- Daemon, Cassandra and Elliot on the cover of the 11 September 1982 edition of Eagle, art by José Ortiz.

Publication information
- Publisher: IPC Magazines
- Schedule: Weekly
- Title(s): Eagle 11 September 1982 to 12 February 1983
- Formats: Original material for the series has been published as a strip in the comics anthology(s) Eagle.
- Genre: Horror;
- Publication date: 11 September 1982 – 13 February 1983
- Main character(s): Elliot Aldrich Cassandra Aldrich Daemon

Creative team
- Writer(s): John Wagner and Alan Grant
- Artist(s): José Ortiz
- Editor(s): Dave Hunt

= The House of Daemon =

British comic book story

"The House of Daemon" is a horror British comic strip, appearing in titles published by IPC Magazines. The story was published in the anthology Eagle from 11 September 1982 to 12 February 1983, written by John Wagner and Alan Grant, with art by José Ortiz. The story followed couple Elliot and Cassandra Aldrich, who moved into a new home – only to find it is haunted by a demonic being.

==Creation==
Grant had never written a horror comic before, and was not a fan of the genre. He would reflect that "those kinds of magical concepts are often rather too easy to write. If you've got a problem you can just think of some magic to get yourself out of it."

==Publishing history==
Wagner and Grant were occasionally asked to adjust their scripts for the serial when they were considered too scary, leading to some rewrites. The story ran between 11 September and 12 February 1983.

In 1998, the rights to the strips created for Eagle – including "House of Daemon" – were purchased from Egmont Publishing by the Dan Dare Corporation. David McDonald leased the rights to the serial for Hibernia Books in 2015; a fan of the story, he would note "It stands up really well, the art is fantastic and the storyline's great", and felt it was comparable to stories running in 2000 AD at the time. Grant was sent a copy by Hibernia, and was impressed with how well it read, particularly praising Ortiz's art in noting "I didn't fully recognise it at the time but Ortiz was supremely talented, and his art was wonderful".

==Synopsis==
Architect Elliot Aldrich has constructed a dream house for his wife Cassandra. However, the isolated house has been possessed by an evil presence calling itself Daemon. After a short period of paranormal activity, Daemon was able to trap the couple, along with workmen, police, and paranormal investigators in nightmarish worlds of his own devising, inside each area of the house.

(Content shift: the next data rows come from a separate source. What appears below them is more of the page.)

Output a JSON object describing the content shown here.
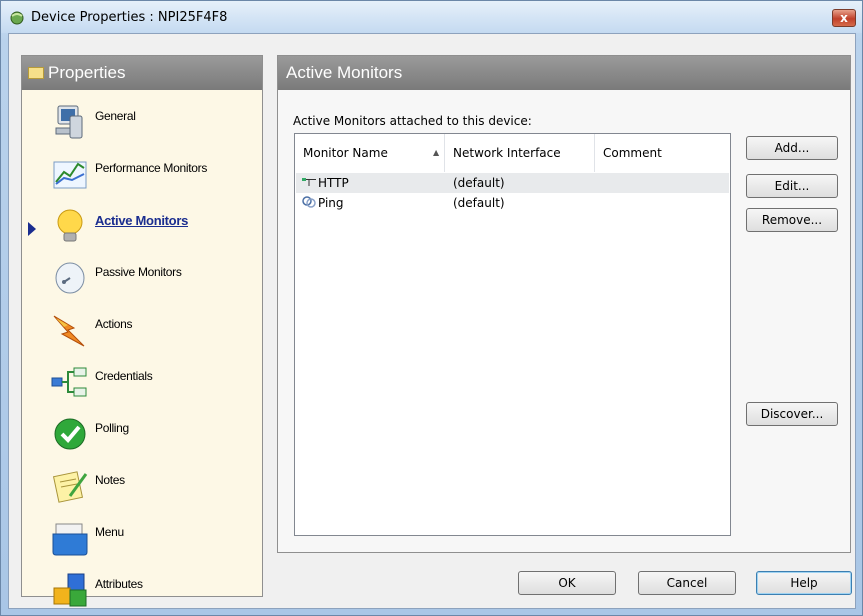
{
  "window": {
    "title": "Device Properties : NPI25F4F8",
    "close_label": "x"
  },
  "sidebar": {
    "header": "Properties",
    "items": [
      {
        "label": "General",
        "icon": "computer-icon"
      },
      {
        "label": "Performance Monitors",
        "icon": "chart-icon"
      },
      {
        "label": "Active Monitors",
        "icon": "lightbulb-icon",
        "active": true
      },
      {
        "label": "Passive Monitors",
        "icon": "satellite-dish-icon"
      },
      {
        "label": "Actions",
        "icon": "lightning-icon"
      },
      {
        "label": "Credentials",
        "icon": "network-icon"
      },
      {
        "label": "Polling",
        "icon": "checkmark-icon"
      },
      {
        "label": "Notes",
        "icon": "notepad-icon"
      },
      {
        "label": "Menu",
        "icon": "menu-folder-icon"
      },
      {
        "label": "Attributes",
        "icon": "cubes-icon"
      }
    ]
  },
  "main": {
    "header": "Active Monitors",
    "subtitle": "Active Monitors attached to this device:",
    "columns": [
      "Monitor Name",
      "Network Interface",
      "Comment"
    ],
    "rows": [
      {
        "name": "HTTP",
        "interface": "(default)",
        "comment": "",
        "icon": "http-monitor-icon"
      },
      {
        "name": "Ping",
        "interface": "(default)",
        "comment": "",
        "icon": "ping-monitor-icon"
      }
    ]
  },
  "buttons": {
    "add": "Add...",
    "edit": "Edit...",
    "remove": "Remove...",
    "discover": "Discover...",
    "ok": "OK",
    "cancel": "Cancel",
    "help": "Help"
  }
}
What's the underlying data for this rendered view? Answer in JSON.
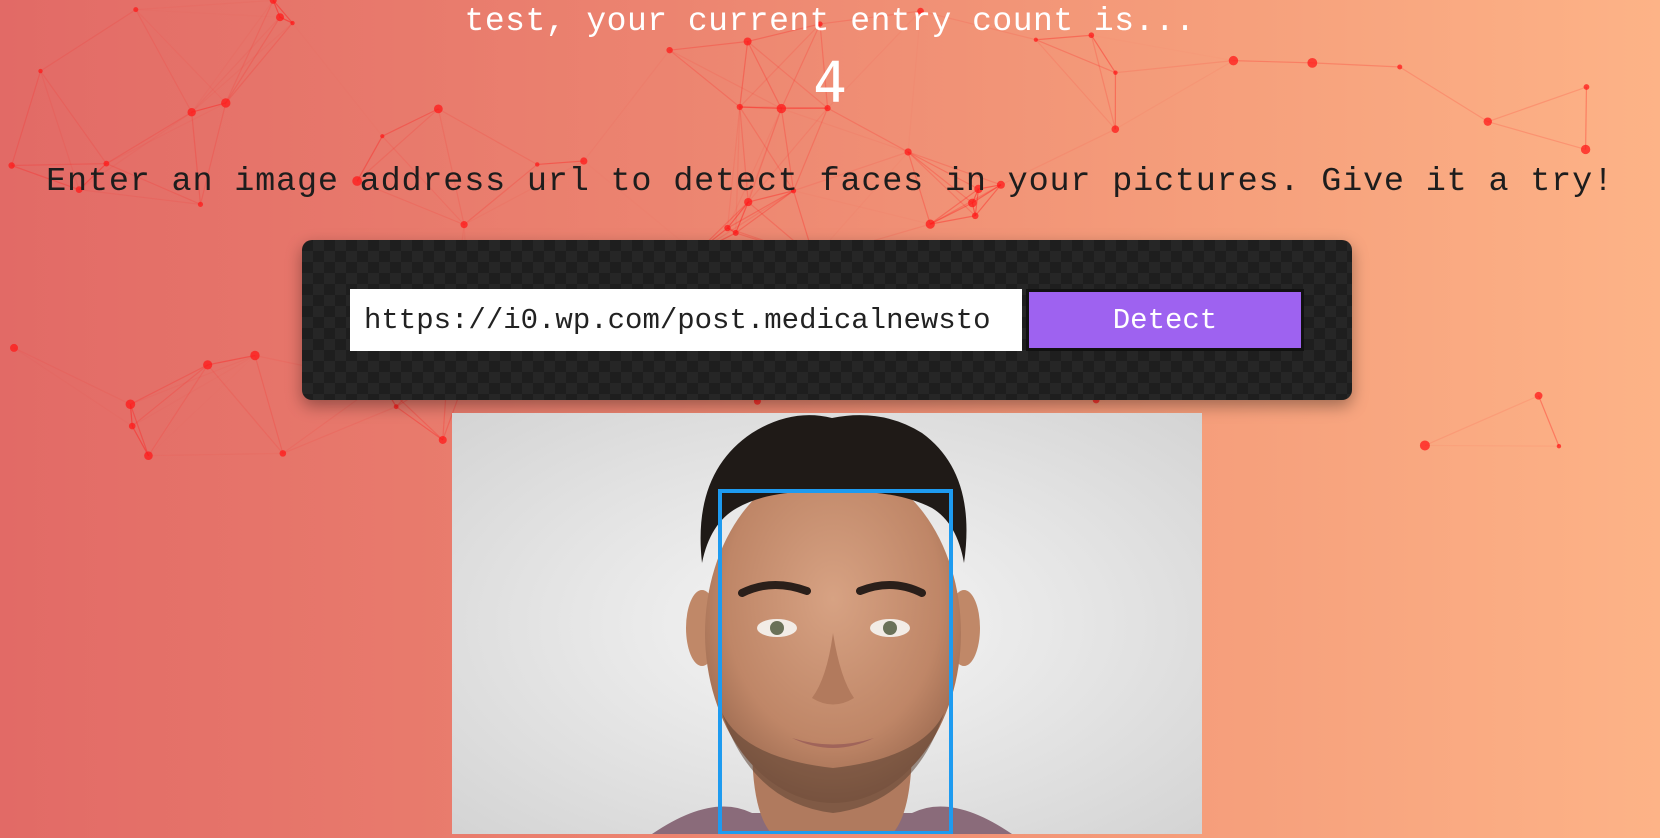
{
  "greeting": {
    "text": "test, your current entry count is...",
    "count": "4"
  },
  "instructions": "Enter an image address url to detect faces in your pictures. Give it a try!",
  "form": {
    "url_value": "https://i0.wp.com/post.medicalnewsto",
    "detect_label": "Detect"
  },
  "result": {
    "face_count_boxes": 1,
    "box_color": "#1e9bf0"
  },
  "colors": {
    "gradient_start": "#e26a66",
    "gradient_end": "#fdb387",
    "button": "#9e62f0",
    "particles": "#ff1a1a"
  }
}
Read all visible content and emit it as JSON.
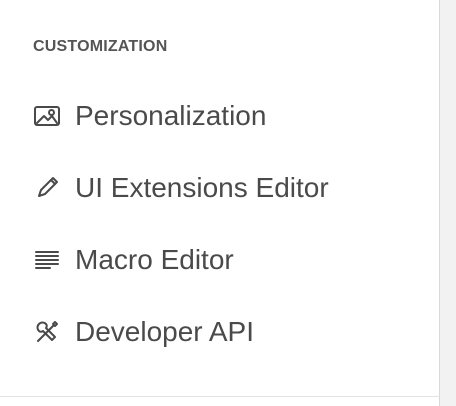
{
  "section": {
    "title": "CUSTOMIZATION"
  },
  "menu": {
    "items": [
      {
        "label": "Personalization",
        "icon": "image-icon"
      },
      {
        "label": "UI Extensions Editor",
        "icon": "pencil-icon"
      },
      {
        "label": "Macro Editor",
        "icon": "text-lines-icon"
      },
      {
        "label": "Developer API",
        "icon": "tools-icon"
      }
    ]
  },
  "colors": {
    "text": "#4a4a4a",
    "section_title": "#555555",
    "border": "#d9d9d9",
    "strip": "#f2f2f2"
  }
}
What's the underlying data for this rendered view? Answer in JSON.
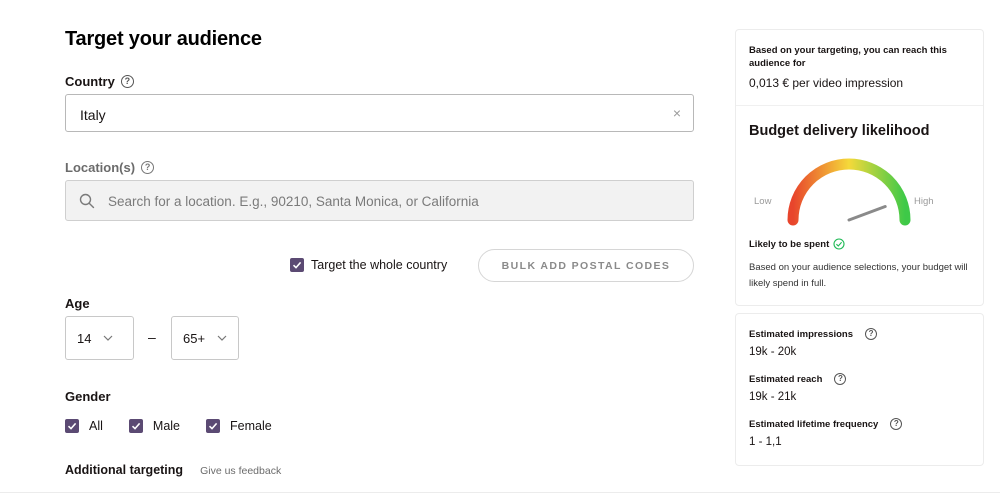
{
  "page": {
    "title": "Target your audience"
  },
  "country": {
    "label": "Country",
    "value": "Italy"
  },
  "location": {
    "label": "Location(s)",
    "placeholder": "Search for a location. E.g., 90210, Santa Monica, or California"
  },
  "whole_country": {
    "label": "Target the whole country",
    "checked": true
  },
  "bulk_button": {
    "label": "BULK ADD POSTAL CODES"
  },
  "age": {
    "label": "Age",
    "min": "14",
    "max": "65+",
    "separator": "–"
  },
  "gender": {
    "label": "Gender",
    "options": [
      {
        "label": "All",
        "checked": true
      },
      {
        "label": "Male",
        "checked": true
      },
      {
        "label": "Female",
        "checked": true
      }
    ]
  },
  "additional": {
    "title": "Additional targeting",
    "link": "Give us feedback"
  },
  "reach_card": {
    "intro": "Based on your targeting, you can reach this audience for",
    "price": "0,013 € per video impression"
  },
  "budget": {
    "title": "Budget delivery likelihood",
    "low_label": "Low",
    "high_label": "High",
    "gauge_level": 0.78,
    "status": "Likely to be spent",
    "description": "Based on your audience selections, your budget will likely spend in full.",
    "status_color": "#1db954"
  },
  "estimates": [
    {
      "label": "Estimated impressions",
      "value": "19k - 20k"
    },
    {
      "label": "Estimated reach",
      "value": "19k - 21k"
    },
    {
      "label": "Estimated lifetime frequency",
      "value": "1 - 1,1"
    }
  ],
  "colors": {
    "checkbox": "#5b4a73",
    "gauge_low": "#e8452c",
    "gauge_mid": "#f5d93a",
    "gauge_high": "#3ec948"
  }
}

Daemon's abilities were limited only by his own demented imagination; the kitchen became a large jungle which took several days to cross, in a futuristic recreation of the Vietnam War. Cassandra was revealed to possess psychic powers that enabled the group to battle Daemon; for example, by navigating through the house despite its appearance. She also located three apparent wizards in a peaceful sanctuary, within the building's lounge. The wizards revealed that they and Daemon were from the 26th century, where humanity had perfected psychic powers. Daemon, an exceptionally powerful child of darkness, was imprisoned within the still-standing house, with the three wizards combining their power to act as his jailers. However, Daemon was able to reach over half a millennium into the past to torture those on the site of his future prison, with the wizards only able to follow him but not stop him.

Eventually, the couple located Daemon in the house's attic. The people supposedly killed in the house were revealed to be alive, due to Daemon's reality-manipulation abilities; he intended to torture them indefinitely. Cassandra herself temporarily defeated his physical form with poison, and the people escaped. Elliot and his building firm encircled the house with high brick walls, isolating Daemon within until his jailors would be ready in the 26th century.

==Collected editions==

| Title | ISBN | Publisher | Release date | Contents |
|---|---|---|---|---|
| The House of Daemon | [ISBN unspecified] | Hibernia Books | 2015 | Material from Eagle 11 September 1982 to 12 February 1983 |

==Reception==
The House of Daemon was positively received by critics. Joel Harley of Starburst praised its characterisation and deemed it "one of the best-looking horror comics of all time".